Но и каждая его роль есть создание и живое достижение, возбуждающее неизменный интерес, и Н. Ф. Монахов как явление представляет в театральной жизни событие необыкновенной, кажется, еще недостаточно оцененной важности.

III

Дочь площадей, спутница революций

Ее происхождение — чисто демократическое. Если бы в то время существовал термин «пролетариат», я бы сказал, что это был почти единственный возможный вид пролетарской музыки. Недовольство правительством, отдельными сановниками, отзвук на определенные события, скандалы, утверждение поэтичности и права на сценическое воспроизведение мелкогородской жизни — все выливалось в коротенькие хлесткие куплеты, сентиментальные романсы, политические памфлеты в стихотворной форме, которые распевались на известные мотивы. С улицы они перешли на ярмарочные сцены, в «водевили»; меняя сначала текст почти каждый день, постепенно его стали фиксировать в основных чертах, связывать до некоторой степени с сюжетом, сатирическим или сентиментальным, писать к куплетам и романсам специальную музыку, — и родилась (не смущайтесь) оперетка.

Она не скоро получила это название, но уже все ее элементы есть в комических операх Гретри, которые так близки опереттам Лекока.

Оперетта рождается и цветет перед бурей. Как ее начало датируется восьмидесятыми годами XVIII века, так ее торжество относится к концу 60х годов, кануну франко-прусской войны, революции и коммуны. Революции идут параллельно, двумя плоскостями: исторические события развертываются для страниц истории, и искусство площади — сатирой, пародией, памфлетом подкапывает непрочные и шаткие твердыни. Сочинители оперетты должны быть, и в лучших случаях были, смелые на язык уличные поэты, полугазетчики, музыканты, обладающие легко запоминаемыми, веселыми мотивами, одушевлением и блеском (пусть иногда вульгарным). Оффенбах и Лекок уже заняли должное место в истории французской музыки.
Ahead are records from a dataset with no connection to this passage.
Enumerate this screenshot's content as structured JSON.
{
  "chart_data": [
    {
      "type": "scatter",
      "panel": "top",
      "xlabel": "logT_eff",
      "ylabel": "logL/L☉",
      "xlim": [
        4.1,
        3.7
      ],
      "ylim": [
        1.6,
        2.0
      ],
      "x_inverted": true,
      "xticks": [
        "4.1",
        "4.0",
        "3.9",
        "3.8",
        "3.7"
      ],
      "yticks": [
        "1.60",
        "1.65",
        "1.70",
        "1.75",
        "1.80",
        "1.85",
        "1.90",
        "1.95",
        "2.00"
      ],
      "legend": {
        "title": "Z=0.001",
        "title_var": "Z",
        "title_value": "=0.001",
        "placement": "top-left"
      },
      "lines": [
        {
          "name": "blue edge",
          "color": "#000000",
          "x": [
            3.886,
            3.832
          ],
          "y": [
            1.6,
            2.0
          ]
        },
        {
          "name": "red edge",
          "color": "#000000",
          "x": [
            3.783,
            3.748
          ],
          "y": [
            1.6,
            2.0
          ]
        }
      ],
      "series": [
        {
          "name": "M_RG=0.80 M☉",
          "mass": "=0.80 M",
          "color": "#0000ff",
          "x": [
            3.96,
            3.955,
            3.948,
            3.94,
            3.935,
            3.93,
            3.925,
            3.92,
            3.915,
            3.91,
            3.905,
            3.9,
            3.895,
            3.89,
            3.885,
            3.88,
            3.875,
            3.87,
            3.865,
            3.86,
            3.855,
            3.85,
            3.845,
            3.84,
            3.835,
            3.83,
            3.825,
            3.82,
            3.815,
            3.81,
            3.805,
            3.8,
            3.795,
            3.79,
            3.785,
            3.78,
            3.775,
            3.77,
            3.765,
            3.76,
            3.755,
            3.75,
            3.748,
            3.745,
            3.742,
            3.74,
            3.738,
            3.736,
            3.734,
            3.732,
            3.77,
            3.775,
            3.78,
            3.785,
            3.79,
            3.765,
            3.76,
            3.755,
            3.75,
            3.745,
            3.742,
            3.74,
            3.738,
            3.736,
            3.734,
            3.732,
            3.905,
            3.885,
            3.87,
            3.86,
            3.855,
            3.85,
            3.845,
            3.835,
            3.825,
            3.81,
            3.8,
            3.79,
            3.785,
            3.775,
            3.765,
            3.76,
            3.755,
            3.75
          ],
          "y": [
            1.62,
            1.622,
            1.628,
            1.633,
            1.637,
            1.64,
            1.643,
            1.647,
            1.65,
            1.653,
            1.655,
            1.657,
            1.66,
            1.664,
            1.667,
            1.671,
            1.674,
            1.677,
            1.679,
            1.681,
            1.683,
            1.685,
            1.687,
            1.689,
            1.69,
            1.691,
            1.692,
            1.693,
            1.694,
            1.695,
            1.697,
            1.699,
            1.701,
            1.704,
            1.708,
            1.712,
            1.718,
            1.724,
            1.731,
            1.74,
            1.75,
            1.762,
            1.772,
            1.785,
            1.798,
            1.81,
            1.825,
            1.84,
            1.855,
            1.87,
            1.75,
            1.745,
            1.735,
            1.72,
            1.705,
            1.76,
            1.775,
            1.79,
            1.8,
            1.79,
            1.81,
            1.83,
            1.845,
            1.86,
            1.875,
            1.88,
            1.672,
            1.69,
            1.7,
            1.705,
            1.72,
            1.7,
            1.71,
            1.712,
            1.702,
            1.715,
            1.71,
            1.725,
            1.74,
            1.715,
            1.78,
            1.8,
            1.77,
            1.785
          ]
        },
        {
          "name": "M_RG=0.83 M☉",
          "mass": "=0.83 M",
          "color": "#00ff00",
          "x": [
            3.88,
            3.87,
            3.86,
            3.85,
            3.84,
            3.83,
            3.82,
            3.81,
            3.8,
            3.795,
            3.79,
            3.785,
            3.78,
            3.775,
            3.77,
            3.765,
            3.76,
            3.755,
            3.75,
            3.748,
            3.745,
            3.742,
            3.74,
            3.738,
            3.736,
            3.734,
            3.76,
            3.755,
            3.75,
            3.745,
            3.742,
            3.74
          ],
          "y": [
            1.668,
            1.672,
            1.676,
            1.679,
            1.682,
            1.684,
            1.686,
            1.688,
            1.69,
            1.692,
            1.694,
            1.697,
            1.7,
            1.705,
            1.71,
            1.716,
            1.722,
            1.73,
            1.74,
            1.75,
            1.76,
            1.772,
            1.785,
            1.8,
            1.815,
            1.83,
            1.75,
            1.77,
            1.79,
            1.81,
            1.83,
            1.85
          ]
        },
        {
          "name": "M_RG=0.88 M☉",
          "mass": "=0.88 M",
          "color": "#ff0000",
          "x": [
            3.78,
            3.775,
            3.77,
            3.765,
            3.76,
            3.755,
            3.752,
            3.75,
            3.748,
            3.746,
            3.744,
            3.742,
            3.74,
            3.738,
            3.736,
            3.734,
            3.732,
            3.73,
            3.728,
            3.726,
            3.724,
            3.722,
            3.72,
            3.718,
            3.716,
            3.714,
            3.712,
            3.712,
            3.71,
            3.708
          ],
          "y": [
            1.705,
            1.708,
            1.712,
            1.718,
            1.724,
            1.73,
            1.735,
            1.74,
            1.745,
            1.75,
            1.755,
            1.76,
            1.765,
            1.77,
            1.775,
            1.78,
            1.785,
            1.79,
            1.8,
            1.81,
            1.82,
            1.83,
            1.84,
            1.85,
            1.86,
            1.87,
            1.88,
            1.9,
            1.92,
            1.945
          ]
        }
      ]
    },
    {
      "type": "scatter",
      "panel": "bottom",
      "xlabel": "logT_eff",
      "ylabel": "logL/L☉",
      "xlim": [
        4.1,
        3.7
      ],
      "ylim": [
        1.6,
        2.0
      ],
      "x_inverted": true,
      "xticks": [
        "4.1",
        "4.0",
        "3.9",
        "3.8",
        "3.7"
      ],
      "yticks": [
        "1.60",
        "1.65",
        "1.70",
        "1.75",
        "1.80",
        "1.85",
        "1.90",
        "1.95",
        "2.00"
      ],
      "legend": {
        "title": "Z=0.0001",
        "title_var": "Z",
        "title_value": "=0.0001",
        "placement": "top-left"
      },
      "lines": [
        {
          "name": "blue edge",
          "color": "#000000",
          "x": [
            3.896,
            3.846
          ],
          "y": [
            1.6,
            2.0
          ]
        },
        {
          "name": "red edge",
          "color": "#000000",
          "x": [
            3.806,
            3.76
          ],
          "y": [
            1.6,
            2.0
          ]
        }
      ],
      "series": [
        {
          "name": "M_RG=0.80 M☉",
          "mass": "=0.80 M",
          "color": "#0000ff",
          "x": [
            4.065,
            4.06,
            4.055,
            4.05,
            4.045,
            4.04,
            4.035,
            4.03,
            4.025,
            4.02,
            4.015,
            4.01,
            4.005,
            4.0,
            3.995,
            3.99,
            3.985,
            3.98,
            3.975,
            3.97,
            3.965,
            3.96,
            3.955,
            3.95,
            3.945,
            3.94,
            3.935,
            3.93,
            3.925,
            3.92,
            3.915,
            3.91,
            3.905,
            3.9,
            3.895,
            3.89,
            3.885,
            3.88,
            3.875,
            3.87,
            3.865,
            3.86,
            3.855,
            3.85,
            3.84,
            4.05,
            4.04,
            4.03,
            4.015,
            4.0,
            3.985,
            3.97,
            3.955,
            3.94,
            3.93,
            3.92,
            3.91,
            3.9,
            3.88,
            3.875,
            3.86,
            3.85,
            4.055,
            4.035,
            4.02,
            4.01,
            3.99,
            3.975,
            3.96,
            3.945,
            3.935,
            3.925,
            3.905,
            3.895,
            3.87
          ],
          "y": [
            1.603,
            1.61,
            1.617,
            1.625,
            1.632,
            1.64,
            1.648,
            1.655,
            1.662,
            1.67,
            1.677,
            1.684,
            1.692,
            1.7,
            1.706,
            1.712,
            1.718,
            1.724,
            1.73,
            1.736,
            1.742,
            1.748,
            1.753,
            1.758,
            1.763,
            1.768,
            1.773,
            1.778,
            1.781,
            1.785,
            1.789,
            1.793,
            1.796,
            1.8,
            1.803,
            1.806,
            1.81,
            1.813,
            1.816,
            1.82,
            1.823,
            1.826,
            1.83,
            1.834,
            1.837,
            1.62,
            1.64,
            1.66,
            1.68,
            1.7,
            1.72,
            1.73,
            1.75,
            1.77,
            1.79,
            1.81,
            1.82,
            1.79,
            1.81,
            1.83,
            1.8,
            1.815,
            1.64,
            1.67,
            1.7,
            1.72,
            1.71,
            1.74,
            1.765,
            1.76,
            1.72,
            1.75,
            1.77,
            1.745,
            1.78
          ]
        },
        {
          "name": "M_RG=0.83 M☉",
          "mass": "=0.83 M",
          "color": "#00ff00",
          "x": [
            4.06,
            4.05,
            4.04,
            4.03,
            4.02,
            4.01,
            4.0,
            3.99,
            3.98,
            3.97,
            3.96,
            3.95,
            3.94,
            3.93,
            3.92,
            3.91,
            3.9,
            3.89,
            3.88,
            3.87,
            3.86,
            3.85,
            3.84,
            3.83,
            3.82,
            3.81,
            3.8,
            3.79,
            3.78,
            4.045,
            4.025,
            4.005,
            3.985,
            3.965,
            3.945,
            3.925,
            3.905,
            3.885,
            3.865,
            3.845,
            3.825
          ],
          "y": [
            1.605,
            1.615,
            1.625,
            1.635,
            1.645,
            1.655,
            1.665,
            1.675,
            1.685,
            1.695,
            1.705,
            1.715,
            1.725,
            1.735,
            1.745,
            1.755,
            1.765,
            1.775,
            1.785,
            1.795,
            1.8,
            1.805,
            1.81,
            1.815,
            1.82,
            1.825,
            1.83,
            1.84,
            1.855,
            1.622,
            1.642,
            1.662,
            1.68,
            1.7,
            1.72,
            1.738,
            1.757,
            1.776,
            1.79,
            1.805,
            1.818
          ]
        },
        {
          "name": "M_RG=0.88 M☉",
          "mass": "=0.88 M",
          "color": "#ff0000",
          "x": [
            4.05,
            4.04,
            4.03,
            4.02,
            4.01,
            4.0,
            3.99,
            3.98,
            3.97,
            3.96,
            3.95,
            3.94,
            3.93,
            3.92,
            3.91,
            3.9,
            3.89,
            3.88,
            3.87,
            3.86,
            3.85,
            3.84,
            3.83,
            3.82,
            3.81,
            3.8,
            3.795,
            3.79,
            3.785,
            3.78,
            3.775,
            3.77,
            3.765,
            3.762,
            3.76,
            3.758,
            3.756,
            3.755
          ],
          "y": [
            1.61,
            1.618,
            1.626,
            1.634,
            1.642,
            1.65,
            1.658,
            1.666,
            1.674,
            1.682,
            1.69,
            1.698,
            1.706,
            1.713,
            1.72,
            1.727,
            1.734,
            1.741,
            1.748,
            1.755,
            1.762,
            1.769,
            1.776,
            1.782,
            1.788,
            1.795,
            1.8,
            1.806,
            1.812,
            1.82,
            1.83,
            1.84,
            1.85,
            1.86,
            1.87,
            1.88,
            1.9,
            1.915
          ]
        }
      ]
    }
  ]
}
Сюжеты оперетт — сатирико-политические, пародии на устарелые шедевры («Орфей в аду», «Синяя борода»), социальные («Парижская жизнь», «Зеленый остров») или демократически сентиментальные. Конечно, уличная муза не скромная барышня и часто не боится довольно откровенных положений и слов, но ведь представление должно быть весело и забавно, а публика (пусть сидит и в театре) предполагается ярмарочная, уличная, чуткая ко всяким персональным намекам, двусмысленным словам и насмешкам. Публика — внучка той римской толпы, от которой в театре и цирке императоры выслушивали не очень приятные вещи.